必要最小限のスギ林とは、スギ林をちゃんと管理して、そのスギを木材として販売して生業としておられる町村が存在します。そのようなところのスギ林は大切に残して、それ以外の管理されていないようなスギ林はすべて伐採して、もともとその地域にあった木を植えなおすというようにするということです。

なぜなら、次のような事実背景があると思うからです。

1.戦後高度成長期に必要な木材として植えられたスギの需要が激減してい

  る

2.スギ林は自然の森林と比較して保水力が弱く水不足になりやすい

3.スギ林は自然の森林と比較して土砂災害を起こしやすい

4.スギ林の増加は、日本の豊かな森の生態系を脅かしている

5.スギ林は四季折々の日本の山の景観を阻害している

6.スギアレルギーの原因となっており、社会的損失が拡大している。

日本の三分の二を占める森林の四割以上が人工林となっており、その人工林のほとんどがスギを中心とする針葉樹で占めらています。

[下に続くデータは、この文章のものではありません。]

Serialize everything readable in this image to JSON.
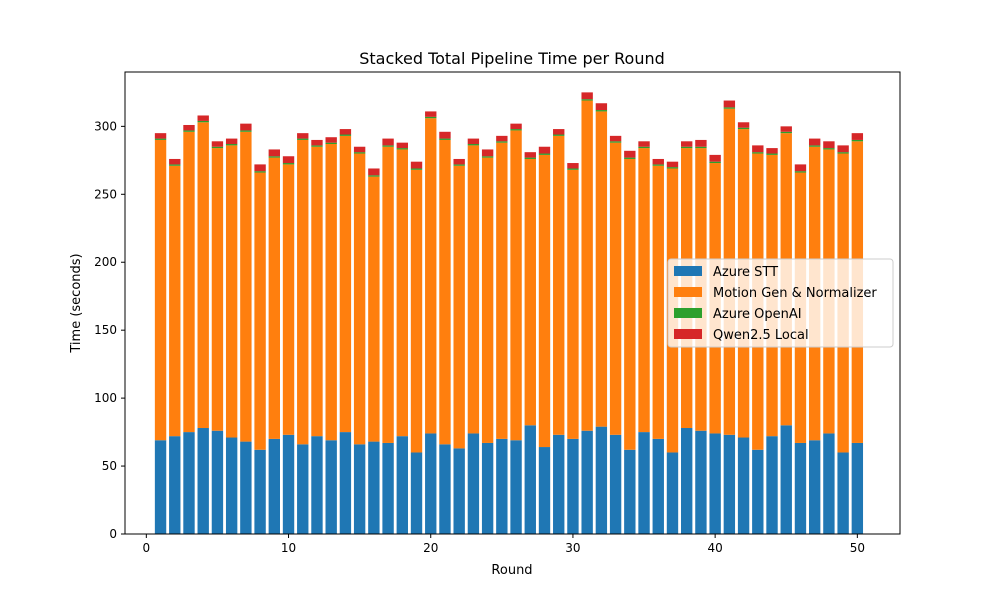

これだけの事実背景ががあるにもかかわらず、林野庁はいまだにスギの植林を続けているという話のようです。

お願いですから、まず、スギの植林はやめていただきたいと思いますし、もともとあったような広葉樹や、花も実もある木を植林していただきたいと思います。

日本の三分の二は森林(山地)であり、日本の四季とは森林(山地)そのものです。冬は雪で白く、春になれば茶色い枯れ木の先から萌えるような淡い緑の芽を吹かせ、夏は豊かな濃い緑の葉を広げ、秋になれば燃えるような紅葉が人々の目を楽しませてきました。

その美しい四季の森の中で育まれてきた鳥や動物たちは、スギ林の中では暮らしていけませんので生態系がどんどん壊れてきています。

私は、スギ花粉症というのはある意味、自然からの人間に対しての警鐘だと思っています。

医療やサプリメントで対処療法するのではなく、抜本的に、真に重要な森林の在り方を考えた政策を進めることが、全体最適を考えるうえで、真の戦略的問題解決だと思います。

人間とはそもそも自然の一部であり、自然を壊すことが人間を壊すことだということを認識する必要があります。

子々孫々に、感謝されるような100年単位で物事を考えられる政策立案をお願いしたいと思います。

最近では、外国人旅行者も日本通になってきて、都市圏だけでの買い物ではなく、日本の四季折々の豊かな自然を楽しむためにいろいろな地域に来ていただけるようになっています。このような面からみても、日本の森林を安全で美しくそして豊かなものにしたとき、花粉症という警鐘が鳴りやむときではないかと思っています。